Previously on the back end, Mars Wrigley used a single large ERP “that did everything for everyone, and wasn’t that good at everything,” Barz said. He brought his team together and targeted specific processes where innovation was needed and looked to fill those needs with new tools. “We separated those out from our core ERP system, and now the core ERP becomes more just about the financials and about inventory, where the pace of change doesn’t need to be as quick. And the closer we get to the consumer (in the front office), we’re allowing more innovation to happen much more quickly.”

Adopting the MACH mindset with ecommerce

Five years ago, Mars Wrigley was re-platforming M&M’s website and considering other brands for ecommerce. 

“Historically, all these brands would have to go off and build their own thing,” said Barz, “or they would have to go to something like Shopify. We weren’t really leveraging the scale of Mars and what we could build internally. Not to mention all the time it took to stand up an idea — to go from idea to execution, you’re talking at least a year.”

Separately, on the brand side, some Mars Wrigley brands were developing the strategy to build ecosystems around brands. For M&M’s this meant a mass-channel brand presence, owned retail stores and managing partnerships with other retailers, as well as with quick-service chains — for instance, the M&M’s McFlurry at McDonald’s.

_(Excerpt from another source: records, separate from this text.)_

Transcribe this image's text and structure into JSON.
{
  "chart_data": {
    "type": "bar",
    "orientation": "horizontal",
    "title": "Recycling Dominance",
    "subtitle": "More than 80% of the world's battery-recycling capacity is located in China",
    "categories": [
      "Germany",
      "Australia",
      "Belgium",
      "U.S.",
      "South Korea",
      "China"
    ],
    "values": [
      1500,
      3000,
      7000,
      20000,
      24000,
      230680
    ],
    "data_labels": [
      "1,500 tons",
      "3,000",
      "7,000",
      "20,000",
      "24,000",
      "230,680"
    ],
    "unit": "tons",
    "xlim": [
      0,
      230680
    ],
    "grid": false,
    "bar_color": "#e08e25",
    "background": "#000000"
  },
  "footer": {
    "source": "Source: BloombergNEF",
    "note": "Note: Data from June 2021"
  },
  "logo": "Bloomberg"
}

“While we were building out the strategy around that, we really wanted to put dot-com at the center of it — more than just a commerce experience, a more robust content and community experience as well,” Barz said. “We looked at all the usual solutions like the Magentos and Salesforce Commerce Clouds of the world. We really thought about how this platform was going to extend into other channels — how, for instance, it could help drive an omnichannel experience between our physical stores and our digital stores, or potentially deploying an interactive experience in our customer stores.”

Barz and his team decided at this point that a composable architecture would be better than a single solution at supporting an omnichannel ecosystem like the one they envisioned for M&M’s.

At M&M’s stores, a special printer is used to personalize M&M’s for customers. Although it isn’t live yet, Barz aims to use the composable architecture at Mars to connect this in-store personalization with digital commerce. M&M’s also has many ways to customize online, but these services are a separate experience.

“Now using the power of composable and everything being set up as services, we’re extending those services to the personalization experience in the stores,” Barz explained. “Eventually, the same designer experience on the website will also be powering the store experience. This could do things like consistent pricing, or have the option not to do that — now at least we can control it centrally. Certainly all that consumer data we can begin to capture in in-store experiences, we can feed that all in the same backend marketing systems for engaging the consumer outside the store.”

At the time of Mars’ digital transformation, Barz was aware of only one other CPG brand that had made a similar transition. The company drew on consultancies and integration specialists to build their composable stack.

“It was quite the journey,” said Barz. “Even from a commercial and legal perspective, it’s much easier to engage with one vendor versus a multitude of vendors. At the time there was no MACH Alliance to try to put all these options together.”